Horse racing in general, and the Kentucky Derby in particular, is chalk full of terms and phrases that will likely be unfamiliar to the uninitiated. Thankfully, you need not be an expert to enjoy the Kentucky Derby. Learning just a handful of important Kentucky Derby vocabulary words is really all you need to enjoy a fun and profitable Kentucky Derby day.
Triple Crown—The Kentucky Derby is the first leg in a series of three races that makes up the Triple Crown. The Kentucky Derby is followed two weeks later by the Preakness Stakes at Pimlico Race Course in Maryland and concludes three weeks after that with the Belmont Stakes at Belmont Park in New York. Only 11 horses in history have managed to sweep all three races. The first was Sir Barton in 1919 and the last was Affirmed in 1978.
Run for the Roses—This is one of many nicknames that are often applied to the Kentucky Derby. It refers to the blanket of roses that is draped over the winning horse immediately following the race. The rose garland was first presented to Ben Brush, the 1896 Kentucky Derby winner. According to Churchill Downs, more than 400 roses are hand sewn into the garland each year.
Most Exciting Two Minutes in Sports—The Kentucky Derby gained this nickname because it usually takes the winner around two minutes to complete the 1 1/4-trip around the Churchill Downs oval. Only two horses in the history of the Kentucky Derby have ever cracked the two-minute barrier. The legendary Secretariat won the 1973 Kentucky Derby in a time of 1:59.43; and Monarchos, the 2001 Kentucky Derby winner, sped to the wire in 1:59.97.
Graded Stakes—Horses hoping to reach the Kentucky Derby starting gate must first earn enough money in graded stakes races, which are horse racing's most prestigious and important races.
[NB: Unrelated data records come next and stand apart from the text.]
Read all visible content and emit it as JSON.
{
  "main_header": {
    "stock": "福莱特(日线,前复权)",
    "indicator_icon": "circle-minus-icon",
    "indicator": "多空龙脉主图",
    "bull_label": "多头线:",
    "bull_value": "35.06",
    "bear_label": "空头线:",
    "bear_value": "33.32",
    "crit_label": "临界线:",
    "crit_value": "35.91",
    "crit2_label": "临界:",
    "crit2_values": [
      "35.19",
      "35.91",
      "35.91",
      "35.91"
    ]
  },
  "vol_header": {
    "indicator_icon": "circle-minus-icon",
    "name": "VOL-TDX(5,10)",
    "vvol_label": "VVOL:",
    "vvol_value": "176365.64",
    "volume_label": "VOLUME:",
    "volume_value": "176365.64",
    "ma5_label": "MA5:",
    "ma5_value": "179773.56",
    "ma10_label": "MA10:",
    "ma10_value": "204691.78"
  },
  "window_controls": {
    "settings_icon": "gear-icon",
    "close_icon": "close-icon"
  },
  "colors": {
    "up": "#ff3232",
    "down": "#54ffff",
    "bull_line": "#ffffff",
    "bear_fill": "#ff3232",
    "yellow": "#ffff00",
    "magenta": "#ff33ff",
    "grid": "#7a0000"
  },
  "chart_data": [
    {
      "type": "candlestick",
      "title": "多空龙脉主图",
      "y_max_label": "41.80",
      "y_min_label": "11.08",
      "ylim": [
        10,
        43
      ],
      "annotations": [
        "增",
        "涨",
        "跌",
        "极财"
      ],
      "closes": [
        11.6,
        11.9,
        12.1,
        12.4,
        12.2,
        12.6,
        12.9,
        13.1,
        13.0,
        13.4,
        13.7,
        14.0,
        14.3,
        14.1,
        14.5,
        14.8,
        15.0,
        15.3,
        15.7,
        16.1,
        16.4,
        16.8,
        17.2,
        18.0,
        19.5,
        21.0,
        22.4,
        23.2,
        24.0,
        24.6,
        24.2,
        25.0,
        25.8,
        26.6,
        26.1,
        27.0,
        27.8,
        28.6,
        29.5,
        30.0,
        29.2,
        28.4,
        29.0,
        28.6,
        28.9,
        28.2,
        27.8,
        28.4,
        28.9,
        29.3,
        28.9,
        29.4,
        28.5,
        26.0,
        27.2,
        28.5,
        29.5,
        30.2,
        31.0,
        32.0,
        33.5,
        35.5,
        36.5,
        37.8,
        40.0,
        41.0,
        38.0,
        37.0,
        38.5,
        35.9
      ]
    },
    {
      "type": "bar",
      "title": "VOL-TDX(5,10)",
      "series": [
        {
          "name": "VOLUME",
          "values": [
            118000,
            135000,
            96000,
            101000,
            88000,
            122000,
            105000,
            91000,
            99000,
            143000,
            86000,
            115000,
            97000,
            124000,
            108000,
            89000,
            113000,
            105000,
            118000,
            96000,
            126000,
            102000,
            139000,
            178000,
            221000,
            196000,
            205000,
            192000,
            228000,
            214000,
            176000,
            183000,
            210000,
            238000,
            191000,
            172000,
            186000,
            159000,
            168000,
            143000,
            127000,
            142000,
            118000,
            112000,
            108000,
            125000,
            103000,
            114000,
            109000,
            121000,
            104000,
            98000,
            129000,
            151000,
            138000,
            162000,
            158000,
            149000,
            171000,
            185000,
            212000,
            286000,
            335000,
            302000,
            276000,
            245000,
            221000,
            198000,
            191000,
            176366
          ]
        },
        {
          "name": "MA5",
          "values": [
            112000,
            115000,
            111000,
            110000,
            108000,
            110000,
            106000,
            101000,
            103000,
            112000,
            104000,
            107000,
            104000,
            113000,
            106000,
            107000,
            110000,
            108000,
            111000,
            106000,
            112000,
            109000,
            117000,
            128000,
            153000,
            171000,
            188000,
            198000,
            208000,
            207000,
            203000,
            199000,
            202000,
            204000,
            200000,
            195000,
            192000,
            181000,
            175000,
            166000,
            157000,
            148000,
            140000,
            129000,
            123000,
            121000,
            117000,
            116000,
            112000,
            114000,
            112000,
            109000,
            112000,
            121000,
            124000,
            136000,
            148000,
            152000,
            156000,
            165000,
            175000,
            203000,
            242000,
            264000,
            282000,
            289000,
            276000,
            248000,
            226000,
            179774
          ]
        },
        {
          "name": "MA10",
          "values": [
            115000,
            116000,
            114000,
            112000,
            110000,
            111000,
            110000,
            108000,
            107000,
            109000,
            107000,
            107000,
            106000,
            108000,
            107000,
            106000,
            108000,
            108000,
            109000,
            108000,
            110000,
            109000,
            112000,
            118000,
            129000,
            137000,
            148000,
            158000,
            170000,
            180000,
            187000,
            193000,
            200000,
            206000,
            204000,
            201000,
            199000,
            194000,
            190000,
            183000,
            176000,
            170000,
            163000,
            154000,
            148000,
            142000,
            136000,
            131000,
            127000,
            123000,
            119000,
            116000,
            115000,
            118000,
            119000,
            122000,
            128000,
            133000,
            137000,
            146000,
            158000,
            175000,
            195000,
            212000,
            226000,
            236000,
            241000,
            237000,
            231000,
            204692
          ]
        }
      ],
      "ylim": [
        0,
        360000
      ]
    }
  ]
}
Only 20 horses are allowed to compete in the Kentucky Derby and if more than that enters, the horses with the most earnings in graded stakes races get in.
Across the Board—This is a betting term that refers to betting on a single horse to win, place (finish second) and show (finish third). This can be a solid betting strategy for a race like the Kentucky Derby. Horses in the Kentucky Derby are all very accomplished, but because of the large field some will be ignored and their odds will float up. If you make an “across the board” bet on one of these types and they come in second or third you'll still make money. If the horse wins, you'll collect on all three of the bets.
This is just a small sampling of terms that will help increase your Kentucky Derby vocabulary and overall enjoyment of America's greatest horse race. Of course, there is much more to learn and we'll have you covered between now and the 2012 Kentucky Derby.